Friday, April 01, 2011

The Bonfires


We used to have a number of pine trees in the fields around the house. They were planted originally by my father about forty years ago. He was a keen tree-planter, he said, because there weren’t any in this part of Spain. Trees, that is. Or planters, come to think of it.
He would drive up to the village fountain with several large plastic bottles that started out life holding industrial chemicals (for the swimming pool – the water came by truck). Fill them up then lug them out of the old Renault and over to the seedlings. In the end, there were about 500 trees, almost all pine, and quite a few of them festooned with a type of disagreeable caterpillar which regularly makes its presence in the pages of the ex-pat press. More because of its rash-inducing hairs and its processionary characteristics that anything it might do to the unfortunate pine tree.
A brush fire in the high hills of next-door Turre a couple of summers ago was improperly put out and a second fire duly caught a week later and rushed down the hill, across the valley and into our municipality, burning, among other far more important things, our five hundred pine trees, along with their resident caterpillars as well.
So, two winters on, the trees are dead and dried up, ready for some attention. They fall like skittles in the wind, their roots rotted away. I have a hand saw and have been pruning away at the smaller trees as and when the house needed firewood, but now, with the trees falling in any direction, crushing whatever is underneath, some friends have come by with chainsaws: some wood for them, some for us.
For the past three days, I’ve been burning the remains of the forest – the small branches, fir cones and other detritus – in some large bonfires. Here, you should get your burning permission first, unless you intend to have a good brush-fire and burn down the neighbourhood (don’t get caught – an Englishman in Granada recently cooked half the province and got fined ten million euros).

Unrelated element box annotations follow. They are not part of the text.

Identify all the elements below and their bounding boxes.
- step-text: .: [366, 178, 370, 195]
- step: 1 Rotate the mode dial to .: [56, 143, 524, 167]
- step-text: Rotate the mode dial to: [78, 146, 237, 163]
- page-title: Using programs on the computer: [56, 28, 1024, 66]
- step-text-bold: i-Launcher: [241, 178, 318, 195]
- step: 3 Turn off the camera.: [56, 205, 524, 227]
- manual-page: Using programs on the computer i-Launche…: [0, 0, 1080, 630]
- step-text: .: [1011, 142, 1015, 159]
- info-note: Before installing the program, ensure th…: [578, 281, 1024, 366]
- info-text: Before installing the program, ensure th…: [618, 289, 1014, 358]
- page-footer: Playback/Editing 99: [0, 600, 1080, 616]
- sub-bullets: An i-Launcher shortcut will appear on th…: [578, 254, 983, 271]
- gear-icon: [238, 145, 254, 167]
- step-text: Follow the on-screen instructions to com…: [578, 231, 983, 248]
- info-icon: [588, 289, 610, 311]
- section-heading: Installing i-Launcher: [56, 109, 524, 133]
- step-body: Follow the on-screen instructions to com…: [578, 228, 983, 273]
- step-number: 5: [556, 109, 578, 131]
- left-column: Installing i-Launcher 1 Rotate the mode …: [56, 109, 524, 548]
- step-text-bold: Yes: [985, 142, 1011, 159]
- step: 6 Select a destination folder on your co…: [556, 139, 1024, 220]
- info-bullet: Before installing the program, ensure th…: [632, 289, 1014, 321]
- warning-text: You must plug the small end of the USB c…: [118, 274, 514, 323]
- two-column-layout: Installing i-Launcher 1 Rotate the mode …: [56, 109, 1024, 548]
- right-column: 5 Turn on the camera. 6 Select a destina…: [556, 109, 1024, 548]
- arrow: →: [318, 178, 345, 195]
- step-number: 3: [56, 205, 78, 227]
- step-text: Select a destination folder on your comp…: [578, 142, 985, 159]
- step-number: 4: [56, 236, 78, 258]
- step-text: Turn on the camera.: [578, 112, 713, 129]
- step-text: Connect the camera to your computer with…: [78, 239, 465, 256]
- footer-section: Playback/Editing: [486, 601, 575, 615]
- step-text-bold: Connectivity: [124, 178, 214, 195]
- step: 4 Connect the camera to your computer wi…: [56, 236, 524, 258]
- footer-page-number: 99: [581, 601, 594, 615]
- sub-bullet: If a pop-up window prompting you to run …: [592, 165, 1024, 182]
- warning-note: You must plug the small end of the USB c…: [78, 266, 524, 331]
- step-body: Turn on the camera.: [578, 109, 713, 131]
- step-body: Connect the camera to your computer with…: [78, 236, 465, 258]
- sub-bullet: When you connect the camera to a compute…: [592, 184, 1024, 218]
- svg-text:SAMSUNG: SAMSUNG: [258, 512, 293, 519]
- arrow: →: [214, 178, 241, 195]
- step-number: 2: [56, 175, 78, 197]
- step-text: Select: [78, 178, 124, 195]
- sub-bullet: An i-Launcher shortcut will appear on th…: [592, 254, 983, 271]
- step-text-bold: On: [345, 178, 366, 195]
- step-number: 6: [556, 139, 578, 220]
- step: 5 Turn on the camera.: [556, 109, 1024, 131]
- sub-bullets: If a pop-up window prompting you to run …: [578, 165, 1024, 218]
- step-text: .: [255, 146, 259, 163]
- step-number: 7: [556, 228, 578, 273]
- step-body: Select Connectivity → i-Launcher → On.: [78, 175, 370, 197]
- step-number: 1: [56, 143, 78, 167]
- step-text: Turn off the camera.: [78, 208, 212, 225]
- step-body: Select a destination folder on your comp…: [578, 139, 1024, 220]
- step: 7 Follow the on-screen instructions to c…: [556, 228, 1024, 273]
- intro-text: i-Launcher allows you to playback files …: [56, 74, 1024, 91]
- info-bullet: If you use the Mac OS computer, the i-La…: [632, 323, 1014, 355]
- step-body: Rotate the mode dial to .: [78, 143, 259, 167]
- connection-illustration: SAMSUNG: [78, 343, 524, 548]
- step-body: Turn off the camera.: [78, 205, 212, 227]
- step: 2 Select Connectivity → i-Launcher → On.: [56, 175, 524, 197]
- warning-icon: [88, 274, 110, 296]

In the old days, you went to get a licence from the local police, but now, a special fellow from the department of the environment shows up twice a week (although not on any set days, unfortunately) to give out exactly the same permit. Several of us were waiting for him last Monday. Our policeman phoned to ask where he was. He said he couldn’t get a car to come in that day.
So, I’m using an old permit. It’s not as if anyone is going to check.